長年、当ブログにおいて逐次公開しましたテーラワーダ系仏教書翻訳文は、<菩提樹文庫>にてPDF版として、正式に公開されています。<菩提樹文庫>WEBをご閲覧下さい。

般若の独り言~質問力

仏陀のダンマを学び、指導者について座禅・瞑想を実践している方々は、自分の指導者に質問をすることが多々あると思いますが、この時、質問上手と、質問下手とでは、返ってくる回答が、天と地ほども違います。

故に、「質問力」というものを、是非鍛えて下さい。

私が 20年前に、緬甸のモーラミャインで修行して、二年程経った頃、座禅・瞑想を開始するや否や、鼻の周りが締め付けられるような感覚になり、また頭もガンガン痛むようになりました。

当時の担当指導者 R比丘に聞くと「ジャーナに入ってしまえば何ともなくなるので、今すぐジャーナに入る練習して!」と言うお答えでした。

そりゃそうでしょう。

ジャーナに入るという事は、己の色身を忘れるという事なのですから、痛みの感受も吹っ飛ぶ、正論も正論。

これより正しい答えが、どこにあるでしょうか?

ただし、それは R比丘の提言を聞いて、2、3日で初禅成功!なら、その提言は有効なのですが、ところがこちとら、遍作定もおぼつかない人間、そうはどっこい、上手く行く訳がない。

一日、二日、三か月、半年・・・何時になったらジャーナに入れるのか、何時になったら、この顔面の不快感は消えるのか、頭痛は消えるのか、いよいよ絶望的な気分になったものです。

その為、ヤンゴンの、別の系列の寺院を訪ねた所、そこでは「頭が痛いなら、それは修行のやりすぎ。暫く我が僧院で休んでいなさい。ブラブラ、ゴロゴロしていなさい」と、R比丘とは正反対の助言。

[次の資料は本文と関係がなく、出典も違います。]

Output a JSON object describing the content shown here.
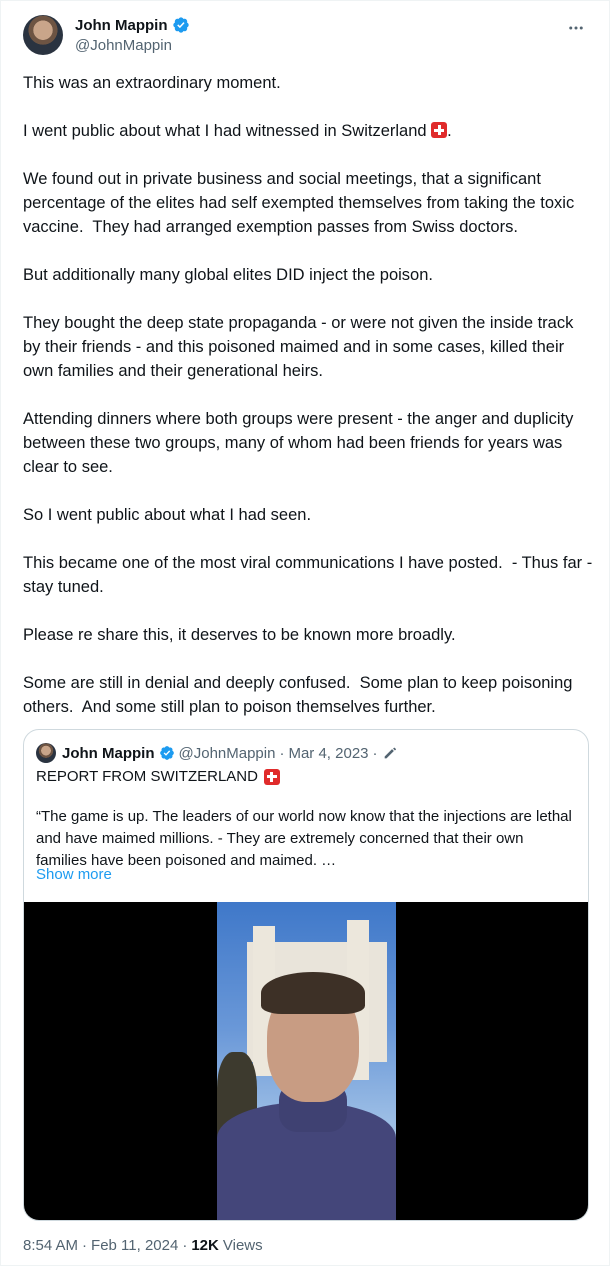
{
  "author": {
    "name": "John Mappin",
    "handle": "@JohnMappin"
  },
  "tweet": {
    "paragraphs": [
      "This was an extraordinary moment.",
      "I went public about what I had witnessed in Switzerland",
      "We found out in private business and social meetings, that a significant percentage of the elites had self exempted themselves from taking the toxic vaccine.  They had arranged exemption passes from Swiss doctors.",
      "But additionally many global elites DID inject the poison.",
      "They bought the deep state propaganda - or were not given the inside track by their friends - and this poisoned maimed and in some cases, killed their own families and their generational heirs.",
      "Attending dinners where both groups were present - the anger and duplicity between these two groups, many of whom had been friends for years was clear to see.",
      "So I went public about what I had seen.",
      "This became one of the most viral communications I have posted.  - Thus far -  stay tuned.",
      "Please re share this, it deserves to be known more broadly.",
      "Some are still in denial and deeply confused.  Some plan to keep poisoning others.  And some still plan to poison themselves further."
    ],
    "period_after_flag": "."
  },
  "quoted": {
    "name": "John Mappin",
    "handle": "@JohnMappin",
    "separator": "·",
    "date": "Mar 4, 2023",
    "title": "REPORT FROM SWITZERLAND",
    "text": "“The game is up. The leaders of our world now know that the injections are lethal and have maimed millions.  -  They are extremely concerned that their own families have been poisoned and maimed.  …",
    "show_more": "Show more"
  },
  "meta": {
    "time": "8:54 AM",
    "date": "Feb 11, 2024",
    "separator": "·",
    "views_count": "12K",
    "views_label": "Views"
  },
  "colors": {
    "accent": "#1d9bf0",
    "muted": "#536471",
    "text": "#0f1419",
    "swiss_flag": "#e02b2b"
  },
  "icons": {
    "verified": "verified-badge-icon",
    "more": "more-dots-icon",
    "edit": "edit-pencil-icon",
    "flag": "swiss-flag-icon"
  }
}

しかし、他の系列の僧院にいつまでもお世話になる訳にもいかなくて、半月ほどでモーラミャインに戻ると、また頭痛。

それが10年後のある時、P尊者(パオ系Gwa僧院住職)の

一言で解決しました。

「あなたは、出入息念をする時の、息を観る場所を間違えている。熱心な余り、息がまだ鼻の中にある内に観に行くから、そうなる」「それは精進過剰による禅病なのです」

もし私が、R比丘に「鼻が痛い」「頭が痛い」と訴えると同時に、「これは、出入息念のやり方を間違えているのではないでしょうか?」「禅病なのではないでしょうか?」

と質問できていれば、あの後、何年も苦しまなくても済んだかもしれない・・・と思うと、「質問力」って大事だなと思います。

ダンマの知識を増やすのも大事ですが、「質問力」も、是非、強化して下さいませ。

追伸:もし皆さまが、セヤドー方と通訳氏を通してお話される場合、通訳氏に分かるように、簡潔な言葉を選び、センテンスを切り(二つの質問を纏めて一つにしない)、ゆっくり話して下さい。

あなたが思っているより、アビダンマの通訳は難しいですし、瞑想の微妙な体験を通訳氏に正確にセヤドー方に伝えて貰うには、質問者にも一定の智慧と努力が必要です。

技術・商用・旅行通訳体験者談。